Managing Risk in Emerging Markets - Cynthia Steer of BNY Mellon
Emerging markets investing was once known for uncharted risks, but recent “blow-ups” among euro nations and improved governance among developing countries have upended that maxim. Cynthia Steer, head of Manager Research and Investment Solutions at BNY Mellon Investment Management, told students at Johnson at Cornell University that understanding history, culture, consumer demand and tracking where the middle class is headed are important to successfully invest in emerging markets.
In her presentation titled, “The Way Forward – How Events in Developed Nations Will Impact Emerging and Frontier Markets”, Steer indicated that emerging markets have taken steps in improving governance after the Asian financial crisis in the late 1990s. Because these markets did not wish to be beholden to the World Bank and International Money Funds, they set about building up foreign currency reserves and transformed fiscal and monetary policies.
Steer noted that 2004-05 represented a turning point for many investors and their view of emerging markets after the financial crisis of the late 1990s. This period signaled the beginning of the current era, where emerging markets now have cash and developed nations are struggling with high debt burdens.
But funds from institutional investors have bid up prices in emerging markets. This is rather a time to liquidate the
investment and reap the profits, she added.

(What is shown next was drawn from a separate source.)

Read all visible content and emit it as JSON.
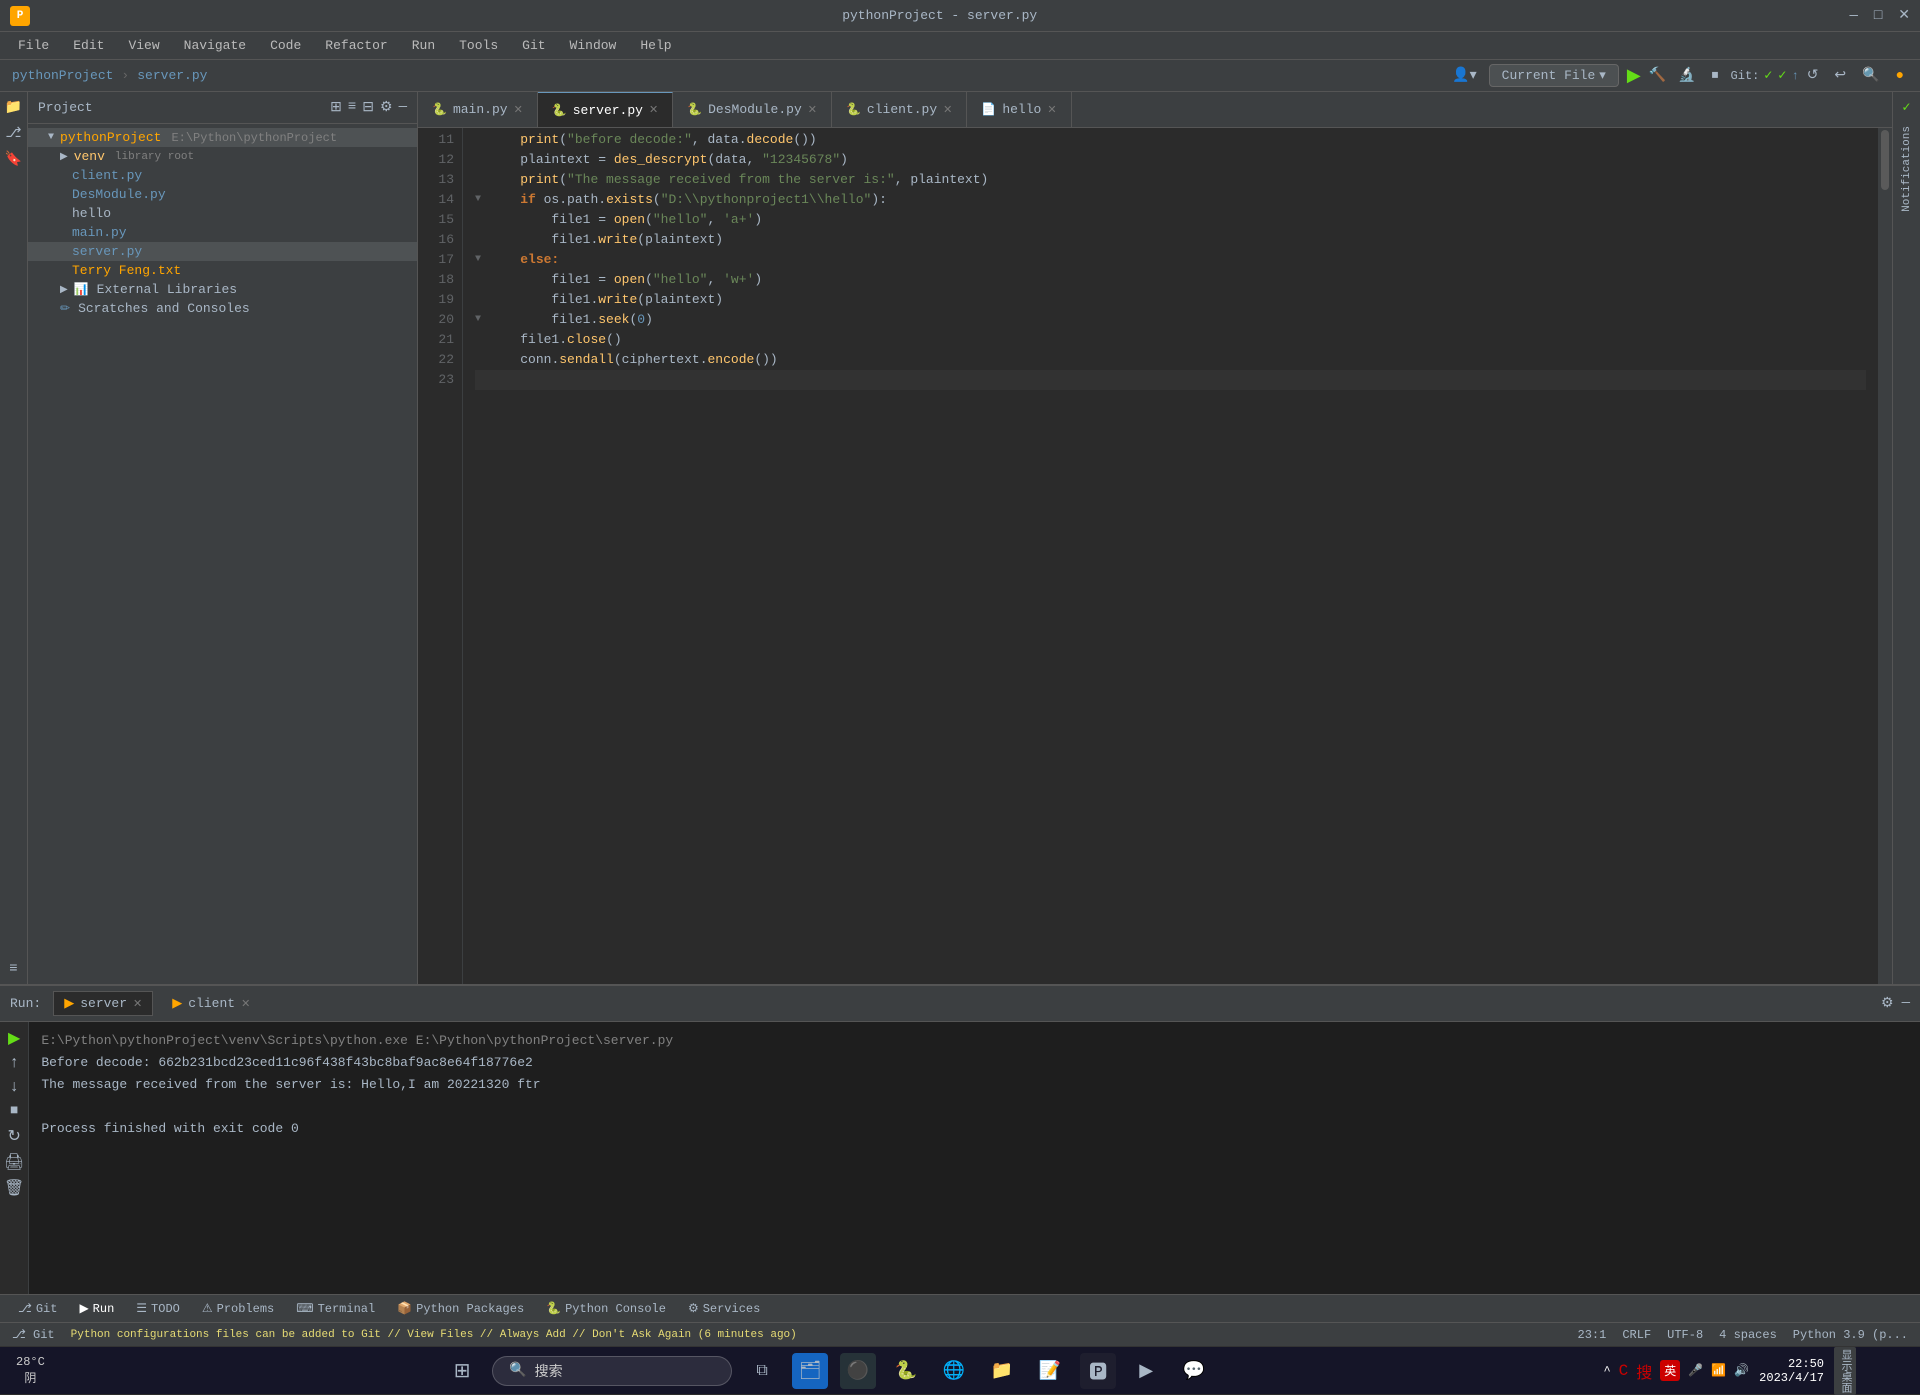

Investors should be looking beyond the BRIC nations (Brazil, Russia, India and China) for investment opportunities in
emerging markets and noted that Latin America is receiving too little capital, Steer said. India, China and Brazil are over-priced. She remains “doubly cautious” about Russia, given its high level of corruption and lack of private property rights.
Brazil took measures to avoid boom and bust cycles and has issued long-term bonds with yields indexed to reduce risks from inflation, a historic problem, she said. India’s firms found that the candor of using one set of legal books rather than multiple varieties of accounting books has encouraged investors. Meanwhile, Nigeria’s lack of property rights and propensity for corruption has restricted its growth and interest from global investors.
Steer suggested that emerging markets investors should consider the following:
- Governance in investment markets is the most important criterion for investing, since it sets a foundation of trust and
- Read history and understand historical trading relationships and commodities.
- Understand local culture, including consumer demand.
- Know which questions to ask and not to ask.
- Build relationships and talk to people who live in your market to understand where the middle class is headed. Observe how children are clothed and what kind of cars are on the road.
- Traditional valuation models are not easily interpreted, making investing more of an art than a science. The Capital Asset Pricing model, a method of measuring risk-to-return, does not work in emerging markets.
- Focus on equity investment in smaller companies, since it is easier to assess and monitor the risk. Bain and McKinsey
- reports can provide a macroeconomic perspective about a nation’s economy and risk factors, but your own fundamental research should determine whether or not an investment makes sense. Local entrepreneurs should be hired to manage the business.
Steer closed with investment advice she received very early in her career regarding risk and reward: “If you make too much money in investing, you are speculating. If you lose too much money, you are incompetent. If you break even, we do not need you.”